WASHINGTON (Reuters) – Les températures politiques mondiales augmentent fortement après que la décision américano-britannique d’armer l’Australie de sous-marins à propulsion nucléaire dans le cadre de la nouvelle alliance AUKUS a déclenché la trahison de la Chine de ses exigences territoriales et suscité un malaise en Europe face aux alliances atlantiques traditionnelles à Washington.
Le ministre australien de la Défense Peter Dutton, qui est actuellement en visite aux États-Unis avec la ministre des Affaires étrangères Marise Payne, semble avoir scellé l’alliance AUKUS, un avertissement qu’une guerre menée par les États-Unis avec la Chine ne peut être exclue en raison de l’objectif professionnel de Pékin de prendre sur Taïwan. . La Chine a le devoir d’éviter tout conflit potentiel, a-t-il suggéré.
« Les Chinois… sont très clairs sur leur secret à Taiwan [and] les États-Unis ont été très clairs sur leur intention envers Taïwan.
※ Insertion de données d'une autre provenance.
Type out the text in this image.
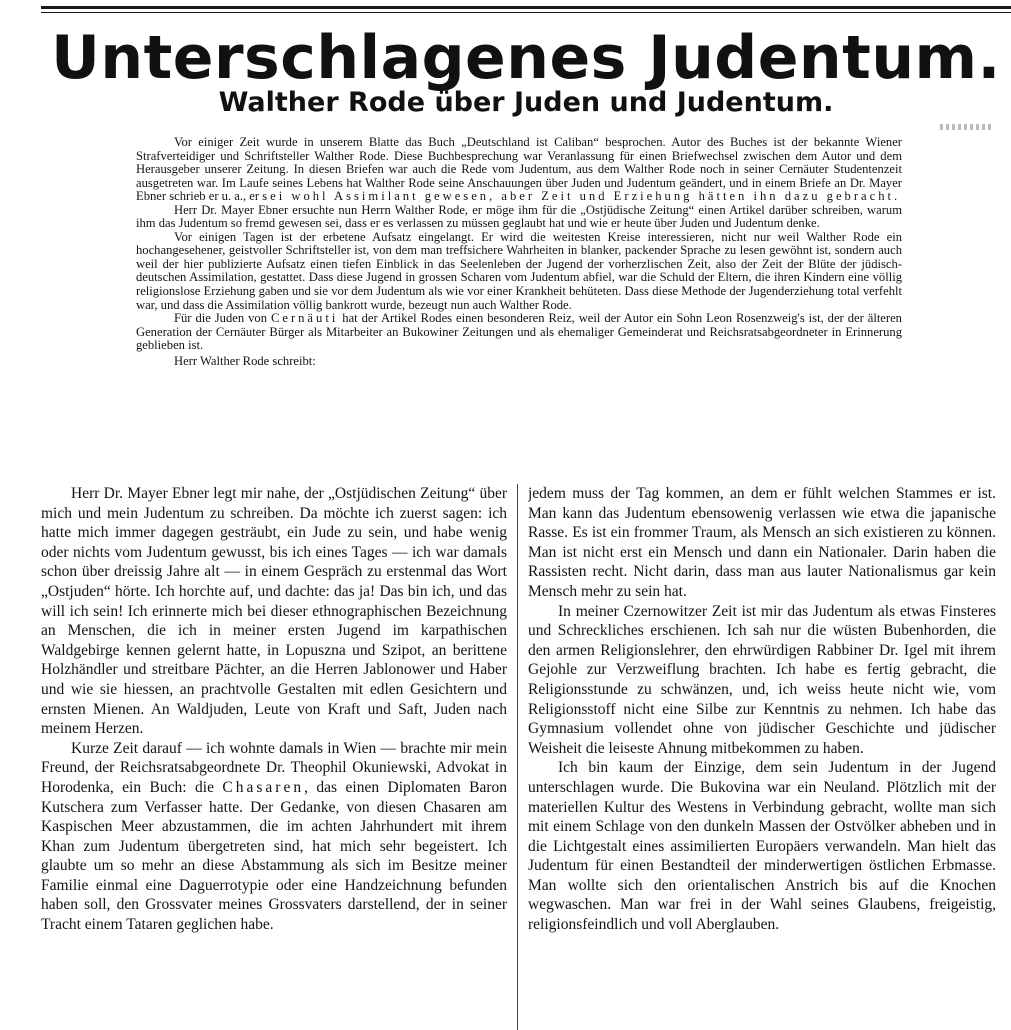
Unterschlagenes Judentum.
Walther Rode über Juden und Judentum.

Vor einiger Zeit wurde in unserem Blatte das Buch „Deutschland ist Caliban“ besprochen. Autor des Buches ist der bekannte Wiener Strafverteidiger und Schriftsteller Walther Rode. Diese Buchbesprechung war Veranlassung für einen Briefwechsel zwischen dem Autor und dem Herausgeber unserer Zeitung. In diesen Briefen war auch die Rede vom Judentum, aus dem Walther Rode noch in seiner Cernäuter Studentenzeit ausgetreten war. Im Laufe seines Lebens hat Walther Rode seine Anschauungen über Juden und Judentum geändert, und in einem Briefe an Dr. Mayer Ebner schrieb er u. a., er sei wohl Assimilant gewesen, aber Zeit und Erziehung hätten ihn dazu gebracht.

Herr Dr. Mayer Ebner ersuchte nun Herrn Walther Rode, er möge ihm für die „Ostjüdische Zeitung“ einen Artikel darüber schreiben, warum ihm das Judentum so fremd gewesen sei, dass er es verlassen zu müssen geglaubt hat und wie er heute über Juden und Judentum denke.

Vor einigen Tagen ist der erbetene Aufsatz eingelangt. Er wird die weitesten Kreise interessieren, nicht nur weil Walther Rode ein hochangesehener, geistvoller Schriftsteller ist, von dem man treffsichere Wahrheiten in blanker, packender Sprache zu lesen gewöhnt ist, sondern auch weil der hier publizierte Aufsatz einen tiefen Einblick in das Seelenleben der Jugend der vorherzlischen Zeit, also der Zeit der Blüte der jüdisch-deutschen Assimilation, gestattet. Dass diese Jugend in grossen Scharen vom Judentum abfiel, war die Schuld der Eltern, die ihren Kindern eine völlig religionslose Erziehung gaben und sie vor dem Judentum als wie vor einer Krankheit behüteten. Dass diese Methode der Jugenderziehung total verfehlt war, und dass die Assimilation völlig bankrott wurde, bezeugt nun auch Walther Rode.

Für die Juden von Cernäuti hat der Artikel Rodes einen besonderen Reiz, weil der Autor ein Sohn Leon Rosenzweig's ist, der der älteren Generation der Cernäuter Bürger als Mitarbeiter an Bukowiner Zeitungen und als ehemaliger Gemeinderat und Reichsratsabgeordneter in Erinnerung geblieben ist.

Herr Walther Rode schreibt:

Herr Dr. Mayer Ebner legt mir nahe, der „Ostjüdischen Zeitung“ über mich und mein Judentum zu schreiben. Da möchte ich zuerst sagen: ich hatte mich immer dagegen gesträubt, ein Jude zu sein, und habe wenig oder nichts vom Judentum gewusst, bis ich eines Tages — ich war damals schon über dreissig Jahre alt — in einem Gespräch zu erstenmal das Wort „Ostjuden“ hörte. Ich horchte auf, und dachte: das ja! Das bin ich, und das will ich sein! Ich erinnerte mich bei dieser ethnographischen Bezeichnung an Menschen, die ich in meiner ersten Jugend im karpathischen Waldgebirge kennen gelernt hatte, in Lopuszna und Szipot, an berittene Holzhändler und streitbare Pächter, an die Herren Jablonower und Haber und wie sie hiessen, an prachtvolle Gestalten mit edlen Gesichtern und ernsten Mienen. An Waldjuden, Leute von Kraft und Saft, Juden nach meinem Herzen.

Kurze Zeit darauf — ich wohnte damals in Wien — brachte mir mein Freund, der Reichsratsabgeordnete Dr. Theophil Okuniewski, Advokat in Horodenka, ein Buch: die Chasaren, das einen Diplomaten Baron Kutschera zum Verfasser hatte. Der Gedanke, von diesen Chasaren am Kaspischen Meer abzustammen, die im achten Jahrhundert mit ihrem Khan zum Judentum übergetreten sind, hat mich sehr begeistert. Ich glaubte um so mehr an diese Abstammung als sich im Besitze meiner Familie einmal eine Daguerrotypie oder eine Handzeichnung befunden haben soll, den Grossvater meines Grossvaters darstellend, der in seiner Tracht einem Tataren geglichen habe.

jedem muss der Tag kommen, an dem er fühlt welchen Stammes er ist. Man kann das Judentum ebensowenig verlassen wie etwa die japanische Rasse. Es ist ein frommer Traum, als Mensch an sich existieren zu können. Man ist nicht erst ein Mensch und dann ein Nationaler. Darin haben die Rassisten recht. Nicht darin, dass man aus lauter Nationalismus gar kein Mensch mehr zu sein hat.

In meiner Czernowitzer Zeit ist mir das Judentum als etwas Finsteres und Schreckliches erschienen. Ich sah nur die wüsten Bubenhorden, die den armen Religionslehrer, den ehrwürdigen Rabbiner Dr. Igel mit ihrem Gejohle zur Verzweiflung brachten. Ich habe es fertig gebracht, die Religionsstunde zu schwänzen, und, ich weiss heute nicht wie, vom Religionsstoff nicht eine Silbe zur Kenntnis zu nehmen. Ich habe das Gymnasium vollendet ohne von jüdischer Geschichte und jüdischer Weisheit die leiseste Ahnung mitbekommen zu haben.

Ich bin kaum der Einzige, dem sein Judentum in der Jugend unterschlagen wurde. Die Bukovina war ein Neuland. Plötzlich mit der materiellen Kultur des Westens in Verbindung gebracht, wollte man sich mit einem Schlage von den dunkeln Massen der Ostvölker abheben und in die Lichtgestalt eines assimilierten Europäers verwandeln. Man hielt das Judentum für einen Bestandteil der minderwertigen östlichen Erbmasse. Man wollte sich den orientalischen Anstrich bis auf die Knochen wegwaschen. Man war frei in der Wahl seines Glaubens, freigeistig, religionsfeindlich und voll Aberglauben.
Personne ne veut voir de conflit mais c’est vraiment une question pour les Chinois », a déclaré Dutton à Sky News jeudi.

« Nous sommes une population relativement petite de 25 millions et nous devons nous assurer d’avoir les meilleurs amis du monde que nous nous faisons aux États-Unis, au Royaume-Uni, au Canada, en Nouvelle-Zélande et de nombreux partenaires au-delà », écrit-il.
Les déclarations franches sur la formation d’une alliance anglo sont même venues lorsque la Chine, qui s’est engagée à réunir «Taïwan» avec le continent, avec la force si nécessaire, a déployé ses avions de combat au-dessus d’une province renégociée dans un spectacle de force. Taïwan a déclaré que son armée de l’air s’était mobilisée pour avertir les avions à réaction chinois – dont huit chasseurs et deux avions de soutien – qui avaient disparu dans son espace aérien.
La référence de Dutton à l’intention des États-Unis envers Taïwan fait référence au Congressional Congressional Relations Act, qui exige que Washington « fournisse à Taïwan des armes d’un caractère impartial » et « la capacité des États-Unis à résister à tout choix de force ou d’autres formes ». garder. une coercition qui mettrait en danger la sécurité ou le système social ou économique du peuple taïwanais. Ceci, bien que Washington reconnaisse une politique « d’une seule Chine », en fonction des besoins stratégiques, les États-Unis peuvent ralentir ou pousser la Chine.
La flambée dans l’océan Pacifique au milieu des troubles du côté atlantique du monde où la France et l’Allemagne étaient parmi les pays qui ont vu l’alliance AUKUS mal à l’aise, en partie pour des raisons commerciales, et en partie à cause des craintes que les États-Unis rétrécissent l’OTAN alors qu’ils pivotent militairement vers le Pacifique pour relever le défi de la Chine. Certains milieux se sont également inquiétés de ce que AUKUS signifierait pour le Square, qui compte deux pays non anglophones, le Japon et l’Inde.
Alors que Taïwan a salué le renforcement de l’Australie avec une certaine puissance nucléaire, le Japon et l’Inde, dont les dirigeants seront à Washington la semaine prochaine pour la réunion du Quad avec les dirigeants australiens et américains, sont préoccupés par les développements. Alors que Covid et le changement climatique figurent parmi les sujets dont les quatre dirigeants devraient discuter, la hausse des températures politiques mondiales fera certainement partie des échanges.